Menurut laporan Bloomberg, valuasi OpenAI kini mencapai 500 miliar dolar AS, menyusul penjualan saham senilai 6,6 miliar dolar dari karyawan lama dan baru perusahaan. Transaksi ini bukanlah pendanaan konvensional, karena dana langsung diberikan kepada pemegang saham individu, bukan ke kas perusahaan.
Pembeli utama dalam penjualan tersebut meliputi SoftBank, Dragoneer Investment Group, Thrive Capital, MGX, dan T. Rowe Price, yang melihat potensi besar pada dominasi OpenAI di sektor kecerdasan buatan global.
OpenAI didirikan pada 2015 di San Francisco oleh Sam Altman dan Elon Musk dengan visi awal sebagai lembaga nirlaba.
Kini, perusahaannya menjelma menjadi kekuatan utama di dunia teknologi AI. Produk andalannya, ChatGPT, digunakan oleh antara 700 hingga 800 juta pengguna setiap minggu, mulai dari kebutuhan produktivitas hingga konsultasi pribadi.
Meski begitu, para ahli tetap mengingatkan agar sistem seperti ini tidak dijadikan pengganti profesional di bidang medis atau psikologi.
Beberapa pekan terakhir menjadi periode penting bagi OpenAI. Di awal Agustus, perusahaan meluncurkan GPT-5, model AI terbaru yang diklaim “lebih pintar, cepat, dan berguna dari sebelumnya.” Namun, banyak pengguna menilai performanya belum sesuai harapan sehingga OpenAI sempat kembali mengaktifkan GPT-4.5.
Selain itu, perusahaan juga memperkenalkan Sora 2, alat pembuat video berbasis AI yang diklaim lebih stabil dari versi perdananya dan siap merevolusi industri konten digital.
Pencapaian finansial besar ini juga memperkuat posisi OpenAI di tengah persaingan ketat dengan Meta dan laboratorium Superintelligence Labs milik Mark Zuckerberg. Setelah proyek metaverse dianggap gagal, Meta kini mengalihkan fokus penuh ke AI dan bahkan berhasil menarik sedikitnya tujuh insinyur senior OpenAI dengan iming-iming bonus saham bernilai miliaran dolar.
Langkah OpenAI menjual saham juga dianggap strategi retensi karyawan sekaligus cara untuk mendukung rencana infrastruktur jangka panjang.

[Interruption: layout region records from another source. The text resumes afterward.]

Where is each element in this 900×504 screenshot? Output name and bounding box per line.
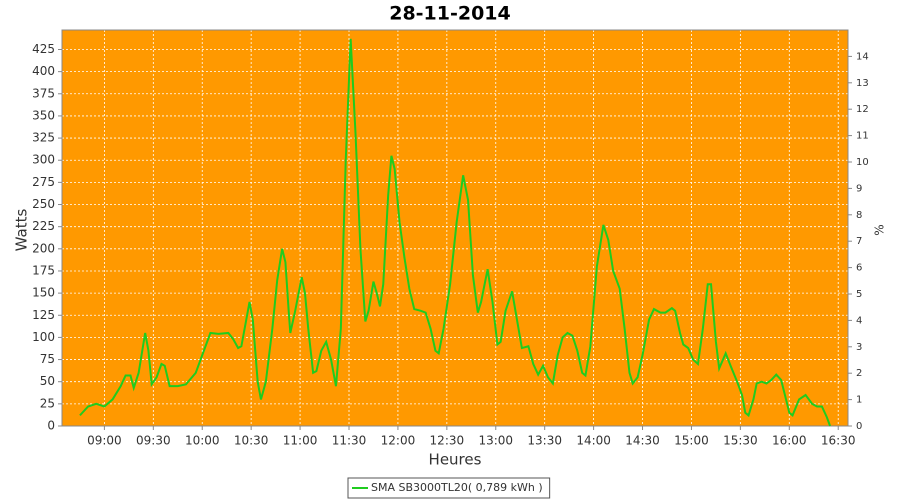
- y2-tick-label: 8: [856, 210, 862, 221]
- y-tick-label: 375: [32, 86, 55, 100]
- legend-label: SMA SB3000TL20( 0,789 kWh ): [371, 481, 543, 494]
- chart-title: 28-11-2014: [389, 3, 511, 25]
- x-axis-label: Heures: [429, 451, 482, 469]
- y-tick-label: 425: [32, 42, 55, 56]
- y2-tick-label: 0: [856, 421, 862, 432]
- x-tick-label: 11:30: [332, 434, 367, 448]
- x-tick-label: 12:00: [381, 434, 416, 448]
- y-tick-label: 275: [32, 175, 55, 189]
- y2-tick-label: 3: [856, 342, 862, 353]
- y2-tick-label: 2: [856, 368, 862, 379]
- y-tick-label: 125: [32, 308, 55, 322]
- x-tick-label: 14:30: [625, 434, 660, 448]
- y2-tick-label: 1: [856, 395, 862, 406]
- x-tick-label: 12:30: [430, 434, 465, 448]
- y-tick-label: 75: [40, 352, 55, 366]
- y2-tick-label: 6: [856, 263, 862, 274]
- y-tick-label: 25: [40, 396, 55, 410]
- y2-tick-label: 12: [856, 104, 869, 115]
- y2-tick-label: 5: [856, 289, 862, 300]
- x-tick-label: 16:30: [821, 434, 856, 448]
- y-tick-label: 200: [32, 241, 55, 255]
- x-tick-label: 13:00: [478, 434, 513, 448]
- x-tick-label: 09:30: [136, 434, 171, 448]
- y2-tick-label: 9: [856, 183, 862, 194]
- x-tick-label: 15:00: [674, 434, 709, 448]
- y2-tick-label: 7: [856, 236, 862, 247]
- x-tick-label: 10:00: [185, 434, 220, 448]
- y2-tick-label: 10: [856, 157, 869, 168]
- x-tick-label: 11:00: [283, 434, 318, 448]
- x-tick-label: 15:30: [723, 434, 758, 448]
- plot-border: [61, 29, 849, 427]
- y-tick-label: 50: [40, 374, 55, 388]
- y-tick-label: 100: [32, 330, 55, 344]
- plot-area: [62, 30, 848, 426]
- data-line: [79, 38, 832, 427]
- y-axis-label: Watts: [13, 209, 31, 252]
- y2-tick-label: 14: [856, 51, 869, 62]
- x-tick-label: 13:30: [527, 434, 562, 448]
- x-tick-label: 14:00: [576, 434, 611, 448]
- y-tick-label: 150: [32, 286, 55, 300]
- y-tick-label: 325: [32, 131, 55, 145]
- y-tick-label: 300: [32, 153, 55, 167]
- y-tick-label: 400: [32, 64, 55, 78]
- x-tick-label: 10:30: [234, 434, 269, 448]
- y-tick-label: 175: [32, 263, 55, 277]
- legend-box: [347, 477, 551, 499]
- y2-axis-label: %: [873, 224, 887, 235]
- x-tick-label: 16:00: [772, 434, 807, 448]
- y2-tick-label: 4: [856, 315, 862, 326]
- y-tick-label: 225: [32, 219, 55, 233]
- x-tick-label: 09:00: [87, 434, 122, 448]
- y-tick-label: 350: [32, 108, 55, 122]
- y2-tick-label: 11: [856, 131, 869, 142]
- legend: SMA SB3000TL20( 0,789 kWh ): [347, 477, 551, 499]
- y-tick-label: 250: [32, 197, 55, 211]
- y2-tick-label: 13: [856, 78, 869, 89]
- y-tick-label: 0: [47, 419, 55, 433]
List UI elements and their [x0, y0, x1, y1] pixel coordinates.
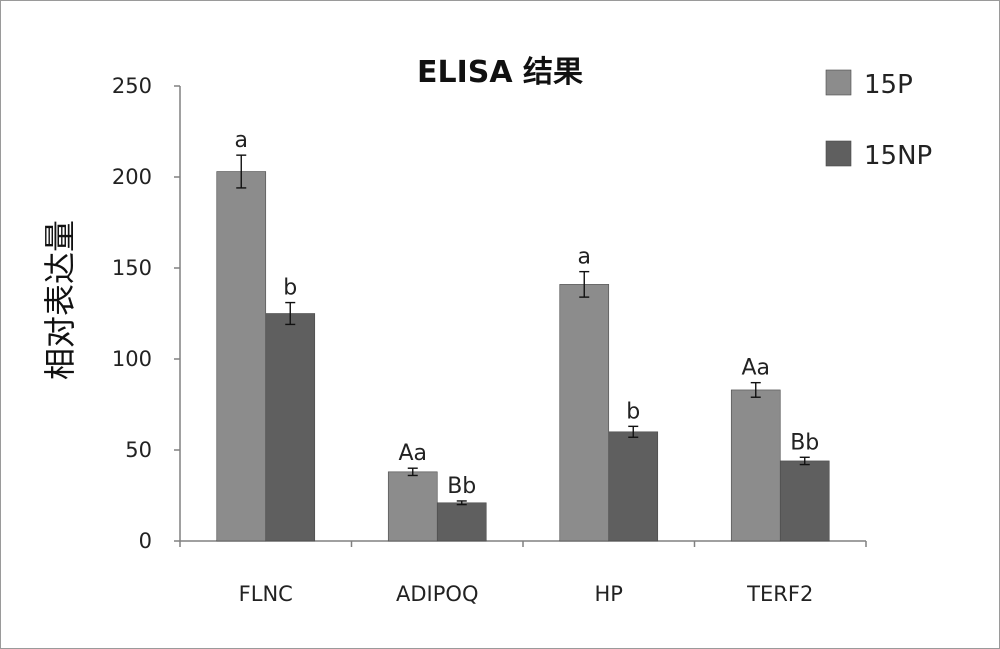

Perusahaan ini telah berkomitmen menggelontorkan 300 miliar dolar dalam lima tahun untuk Oracle Cloud Services, jumlah yang jauh melampaui cadangan keuangan saat ini. Di sisi lain, NVIDIA baru-baru ini menyatakan akan menanamkan investasi 100 miliar dolar dalam kemitraan strategis untuk mendukung infrastruktur AI OpenAI.
Dengan investasi besar dan ambisi untuk memperkuat kapabilitas komputasi global, OpenAI kini menjadi simbol puncak revolusi kecerdasan buatan modern. Persaingan untuk menciptakan AI paling kuat di dunia masih terus berlanjut, dan hingga kini belum ada pemenang yang pasti.